The sky’s stayed put, so I’ll count my blessings

As I noted on Jan. 14, 2004, “If I’m still writing about President Bush in February next year, Chicken Licken and friends may have to stop squawking and take another look at the sky.”

Well, the president is still the president and the sky still hasn’t fallen. A few years ago, a minister in the New Zealand parliament famously snapped “We won. You lost. Eat it,” which may not have raised the level of political debate but was nonetheless extremely effective. It’s a mark of credit to the Yale campus conservatives (all 37 of them) that they’ve resisted the desire to march about New Haven with T-shirts saying ‘W is for WINNER!’

At this point, my original draft of this column began to rant slightly against such mental convulsions as GESO’s “We will be intensifying our demands for gender and racial equality across every sector of the Yale community.” But it just seems cruel to pick on sentences like that: It’s like Keith Urbahn slumming it to ridicule the Public Forum Board, which for him is the satiric equivalent of shooting fish in a barrel. Instead it became clear that there are in fact many reasons to be cheerful of late, and not simply because the Pats have reached the Superbowl again or that thefacebook.com has opened at my alma mater.

Firstly, I read in The Economist that world oil reserves in 1970 were 580 billion barrels and total oil consumption from 1970-2000 was 690 billion barrels. And that oil reserves in 2000 were 1,050 billion barrels.

Secondly, I read the media coverage of the Iraqi elections. And thirdly, I wandered across Cross Campus to find that Yale College Students for Democracy were encouraging students to dip their fingers in ink as a mark of support for the Middle East’s fledgling democracy.

“Do you want to dip for democracy?” the YCS for D asked a passing female student as I wiped my finger on a paper towel.

“Not for that democracy,” she replied.

Ah well. Maybe she’ll dip for a more pleasing, woman-friendly regime, like Zimbabwe or Myanmar. Or perhaps North Korea.

I don’t believe in the “right side of history” and I’ve said before in these pages that I’m hardly a paid-up democrat by philosophy, but the pictures of Iraqis streaming to the polls and brandishing purple fingers to the cameras recalled the fall of Communism. Sure, the Soviet empire crumbled without war and precious little violence, and would that all noxious tyrannies did the same. But unless you’re remorselessly cynical, the sight of Iraqis prepared to vote and risk death by so doing conjured the same emotions as the collapse of the Berlin Wall. This was a moment for the Big Words: Freedom, Liberty, Justice. The words at the heart of your Declaration of Independence, and the foundation of the American ideal. As the president declared in his State of the Union address, “The Iraqi people value their own liberty — Americans recognize that spirit of liberty, because we share it.’

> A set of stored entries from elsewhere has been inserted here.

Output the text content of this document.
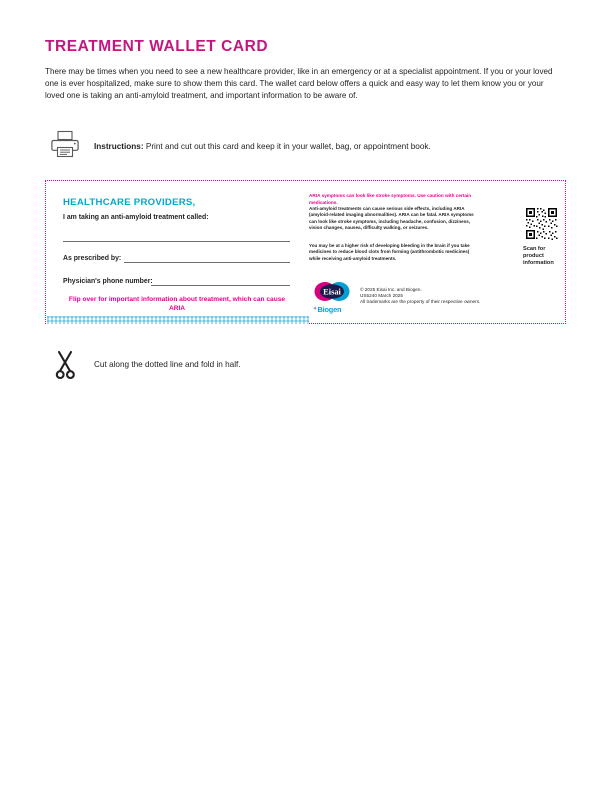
TREATMENT WALLET CARD
There may be times when you need to see a new healthcare provider, like in an emergency or at a specialist appointment. If you or your loved one is ever hospitalized, make sure to show them this card. The wallet card below offers a quick and easy way to let them know you or your loved one is taking an anti-amyloid treatment, and important information to be aware of.
Instructions: Print and cut out this card and keep it in your wallet, bag, or appointment book.
HEALTHCARE PROVIDERS,
I am taking an anti-amyloid treatment called:
As prescribed by:
Physician's phone number:
Flip over for important information about treatment, which can cause ARIA
ARIA symptoms can look like stroke symptoms. Use caution with certain medications.
Anti-amyloid treatments can cause serious side effects, including ARIA (amyloid-related imaging abnormalities). ARIA can be fatal. ARIA symptoms can look like stroke symptoms, including headache, confusion, dizziness, vision changes, nausea, difficulty walking, or seizures.
You may be at a higher risk of developing bleeding in the brain if you take medicines to reduce blood clots from forming (antithrombotic medicines) while receiving anti-amyloid treatments.
Scan for product information
Eisai
✦Biogen
© 2025 Eisai Inc. and Biogen.
US5240 March 2025
All trademarks are the property of their respective owners.
Cut along the dotted line and fold in half.
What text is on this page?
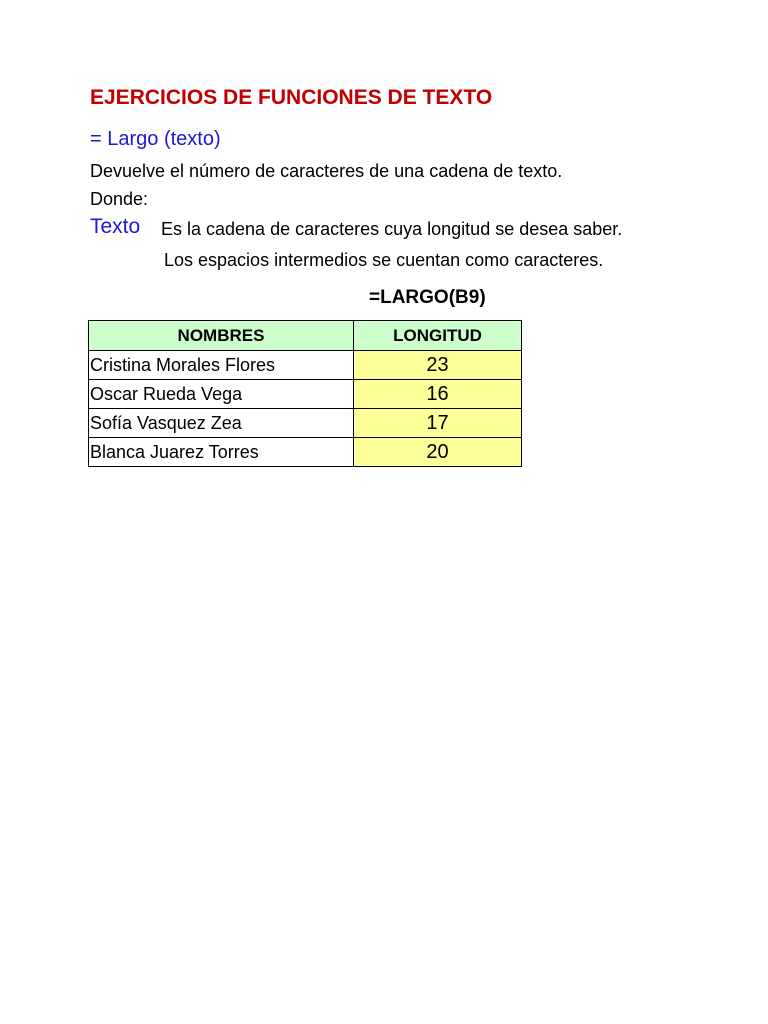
EJERCICIOS DE FUNCIONES DE TEXTO
= Largo (texto)
Devuelve el número de caracteres de una cadena de texto.
Donde:
Texto Es la cadena de caracteres cuya longitud se desea saber.
Los espacios intermedios se cuentan como caracteres.
=LARGO(B9)
NOMBRES	LONGITUD
Cristina Morales Flores	23
Oscar Rueda Vega	16
Sofía Vasquez Zea	17
Blanca Juarez Torres	20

So yes, reasons to be cheerful. To take pleasure in the pointed and effective criticism of President Bush to be found at Yale, such criticism as:

“On issues such as the importation of Canadian drugs, health care, defending his abysmal environmental record and owning up to his mistakes, Bush failed miserably.”

“In calling for a constitutional amendment for the express reason of denying the validity of gay unions, we are — violating the dignity of our fellow citizens, and perpetuating lines of discrimination.”

Okay, so that was Keith Urbahn (Oct. 11) and Al Jiwa (April 7) respectively, but at least reasonable opposition to the president exists, even if it does come from his supporters.

Thank goodness then for the considerable sense of Alissa Stollwerk, president of the Yale College Democrats, who wrote on Inauguration Day in these pages that “As we rejoice, or despair, at the man taking the presidential oath this afternoon, we must also make the same promise that he does: to preserve, protect and defend this precious union, both from enemies abroad and division within.”

So the sky isn’t falling after all. The world persistently fails to come to an end. And nor will division (necessarily) cause it to do so; after all, I guess we should be cheerful that people are standing up for their beliefs, however muddle-headed we consider them to be. But otherwise, Alissa, we’re right behind you: Democrat, Republican and Englishman alike. And I’m happy to be there.



Nick Baldock is a second-year graduate student in the History Department.